Все трое агентов замерли, обдумывая новую мысль, а затем одновременно повернулись в сторону Ганина и компании, поплевывающих в небо.
– Что? – с самым невинным видом спросил у агентов Серега. Ветерок качнул рыжий вихор на его макушке. – А у нас ничего нету!
В конце концов с агентами поделились спичками. Еще дали лишний дырявый спальник – его с незапамятных времен зачем-то таскали с собой.

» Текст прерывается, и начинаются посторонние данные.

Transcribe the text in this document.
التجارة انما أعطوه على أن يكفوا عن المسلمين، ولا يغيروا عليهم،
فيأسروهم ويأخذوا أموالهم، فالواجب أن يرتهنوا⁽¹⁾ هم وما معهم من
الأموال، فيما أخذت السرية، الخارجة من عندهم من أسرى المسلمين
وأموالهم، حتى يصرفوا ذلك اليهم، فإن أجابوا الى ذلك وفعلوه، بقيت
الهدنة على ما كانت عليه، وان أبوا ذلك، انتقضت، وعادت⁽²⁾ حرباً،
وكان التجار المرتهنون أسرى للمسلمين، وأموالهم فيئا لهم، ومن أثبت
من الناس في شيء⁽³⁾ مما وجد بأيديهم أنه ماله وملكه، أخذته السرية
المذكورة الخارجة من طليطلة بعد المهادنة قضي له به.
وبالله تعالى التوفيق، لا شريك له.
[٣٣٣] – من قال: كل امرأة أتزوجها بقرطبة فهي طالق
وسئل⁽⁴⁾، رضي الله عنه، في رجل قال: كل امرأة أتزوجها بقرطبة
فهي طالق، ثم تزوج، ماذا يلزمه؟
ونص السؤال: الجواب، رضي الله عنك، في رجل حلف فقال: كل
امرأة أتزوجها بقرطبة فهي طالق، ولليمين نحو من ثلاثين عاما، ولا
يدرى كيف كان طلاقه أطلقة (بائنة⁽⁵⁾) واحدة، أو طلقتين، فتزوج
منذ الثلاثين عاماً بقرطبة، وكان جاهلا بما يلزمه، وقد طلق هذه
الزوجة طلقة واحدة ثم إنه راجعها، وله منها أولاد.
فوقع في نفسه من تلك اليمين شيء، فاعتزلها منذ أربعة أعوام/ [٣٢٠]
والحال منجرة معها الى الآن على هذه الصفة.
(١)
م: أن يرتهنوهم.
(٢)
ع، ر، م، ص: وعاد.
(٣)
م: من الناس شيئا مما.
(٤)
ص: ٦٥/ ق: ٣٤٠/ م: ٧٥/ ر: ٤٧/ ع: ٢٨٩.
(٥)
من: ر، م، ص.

И чуть не отдали бутылку водки, но насчет нее вышел спор.
– Надо бы задобрить служивых, – предложил Виктор Сергеевич.
Серега возразил:
– Эти служивые завтра получат приказ и под белы рученьки поведут нас в кутузку. Пусть пробавляются в другом месте.
– Поддерживаю, – встал на сторону брата Степан.
Ганин был за то, чтобы водку отдать. Попробовал объяснить братьям:
– Это дипломатия. Мы придем к ним с водкой, как белые колонисты к индейцам. Им плохо, им хочется в город, по домам. И тут являемся мы – с бутылкой и одеялом. И они оказываются полностью в нашей власти. Тепленькие и благодарные.
– И что нам с ними делать, с тепленькими? Чай, не бабы – рядом не ляжешь.
– Для начала возьмем назад паспорта. Дальше видно будет.
– Паспорта и так отдадут, – вставил молчавший до этого момента Фока. – А водки мало. Самим нужна.
– О! – восхитился Серега. – Фока в нашей команде! За поддержку выпишем тебе медаль и штрафную нальем. Из сэкономленной.
– Ты, Серый, сегодня совсем какой-то дурной, – осадил брата Степан.
– Ничего не могу поделать, – Серега развел руками. – ОбЧество. Возбудился от людей.
Ганин подумал, что в прошлой жизни – если была когда-то эта прошлая жизнь – Солодовников-младший, скорее всего, был скоморохом.
– Тебе нужен медведь, Серега. Посадишь его на цепочку, будете вместе веселить людей по деревням. Уйму денег заработаешь, – посоветовал он.
– Вон мой медведь, – Серега кивнул на брата. – Только старый он для дрессировки. Старого медведя новым трюкам не научишь.
Он ловко увернулся от Степиного подзатыльника – «Я те дам ща медведь!» – отпрыгнул в сторону.
– Вишь чего. Не хочет дрессироваться!
– Ладно, – сказал Ганин, поняв, что в очередной раз серьезное обсуждение превратилось в балаган. – Предлагаю голосование. Кто за то, что бы отдать водку?
Поднялись две руки – его и Виктора Сергеевича.
– Кто против?
Взметнувшихся рук стало три.
– Решили, – Ганин подвел итоги голосования. – Водку не берем.
Агентам отнесли спички и спальник. Помедлив, добавили к дарам котелок, сыпанули в него гречки. «Нате, господа служивые, на долгую осаду» – с полупоклоном презентовали подношение. Агенты выглядели мрачно. Получив спички, тотчас закурили. Тот, что был в солнцезащитных очках, снял их. Глаза оказались мутные и злые.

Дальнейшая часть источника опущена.